Под заголовком нарисованы одноэтажные домики, куры перед ними, облака и птички, как их обычно рисуют дети — галочкой. Под рисунком подпись: «Курск». Рядом набросаны большие дома, Эйфелева башня, парки. Подписано: «Париж».

В главе рассказывалось, как самоучка из Курска, сын купца, вычислил солнечные затмения на 150 лет вперед. Знаменитый французский астроном Араго категорически отверг эти расчеты: в девятнадцатом веке полных солнечных затмений, видимых в Европе, больше не будет! Русский мужик смеет с ним спорить!

Но наступил год, день и час, и предсказанное затмение началось. Секунда в секунду, как вычислил Семенов!

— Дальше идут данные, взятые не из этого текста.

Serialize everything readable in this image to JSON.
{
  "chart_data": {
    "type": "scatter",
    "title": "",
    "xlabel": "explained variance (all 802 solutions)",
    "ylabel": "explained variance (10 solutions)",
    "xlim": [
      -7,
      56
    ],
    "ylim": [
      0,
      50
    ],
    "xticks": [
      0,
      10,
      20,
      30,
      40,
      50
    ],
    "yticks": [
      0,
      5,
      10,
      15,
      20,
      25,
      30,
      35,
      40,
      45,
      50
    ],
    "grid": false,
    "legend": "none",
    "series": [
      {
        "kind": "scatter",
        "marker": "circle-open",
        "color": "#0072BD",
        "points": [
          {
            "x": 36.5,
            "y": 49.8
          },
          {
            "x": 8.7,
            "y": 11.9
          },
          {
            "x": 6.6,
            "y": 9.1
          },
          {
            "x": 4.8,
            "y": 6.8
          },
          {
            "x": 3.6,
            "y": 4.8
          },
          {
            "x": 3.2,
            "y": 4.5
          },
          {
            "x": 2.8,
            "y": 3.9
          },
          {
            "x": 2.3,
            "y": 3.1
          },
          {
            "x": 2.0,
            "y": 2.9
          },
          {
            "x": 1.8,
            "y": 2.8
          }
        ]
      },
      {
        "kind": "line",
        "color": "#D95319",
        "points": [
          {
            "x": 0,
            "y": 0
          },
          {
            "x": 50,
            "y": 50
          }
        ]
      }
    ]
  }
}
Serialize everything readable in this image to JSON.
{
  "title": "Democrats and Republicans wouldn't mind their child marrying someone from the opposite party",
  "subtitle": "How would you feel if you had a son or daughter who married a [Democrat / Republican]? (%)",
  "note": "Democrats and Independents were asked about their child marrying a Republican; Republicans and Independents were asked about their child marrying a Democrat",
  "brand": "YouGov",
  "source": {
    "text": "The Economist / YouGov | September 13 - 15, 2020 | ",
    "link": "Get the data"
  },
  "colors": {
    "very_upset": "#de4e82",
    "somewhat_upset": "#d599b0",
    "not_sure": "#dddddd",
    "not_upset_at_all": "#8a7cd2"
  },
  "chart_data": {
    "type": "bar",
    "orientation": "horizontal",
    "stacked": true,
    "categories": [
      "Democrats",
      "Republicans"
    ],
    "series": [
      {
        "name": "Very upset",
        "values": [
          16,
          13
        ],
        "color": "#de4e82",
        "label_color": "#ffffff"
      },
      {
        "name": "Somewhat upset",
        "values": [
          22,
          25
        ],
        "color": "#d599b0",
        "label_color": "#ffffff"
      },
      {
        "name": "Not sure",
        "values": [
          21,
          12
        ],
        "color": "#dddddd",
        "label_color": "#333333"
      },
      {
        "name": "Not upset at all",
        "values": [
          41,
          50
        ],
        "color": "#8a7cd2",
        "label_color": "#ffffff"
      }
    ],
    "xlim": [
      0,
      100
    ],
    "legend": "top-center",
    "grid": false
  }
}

Араго печатно извинился перед курянином, признал свою ошибку.

«Если это мог совершить русский самоучка самостоятельно, без чьей-либо помощи, то что мог бы он совершить, пользуясь поддержкой? — подумал Степанов. — Он и многие другие безвестные русские самородки… Вот теперь в школу на Бережке придут их маленькие наследники, которым даны воля и право стать великими… И кто-нибудь из его учеников — кто знает? — может быть, станет им…»

Так высказанное старым учителем и не раз передуманное его учеником замкнулось на их общем деле — школе.

Вошел Турин:

— Миша, Таня пришла…

— Пожалуйста, попроси…

Таня вошла, бочком села на краешек стула.

— Таня, — начал Степанов, — я думаю, что ты меня поймешь правильно… — и увидел, как насторожилась, широко открыла глаза девушка. — Я договорился, что буду жить в школе.

— На Бережке? — радостно вырвалось у Тани.

— Да… С неделю я еще проваляюсь, и мне нужно будет приносить обеды и завтраки… Или хотя бы одни обеды. Ты можешь это взять на себя?

— Конечно… И завтраки буду носить, и ужины, — охотно согласилась девушка. — А когда я на дежурстве буду, девчата помогут. Я договорюсь…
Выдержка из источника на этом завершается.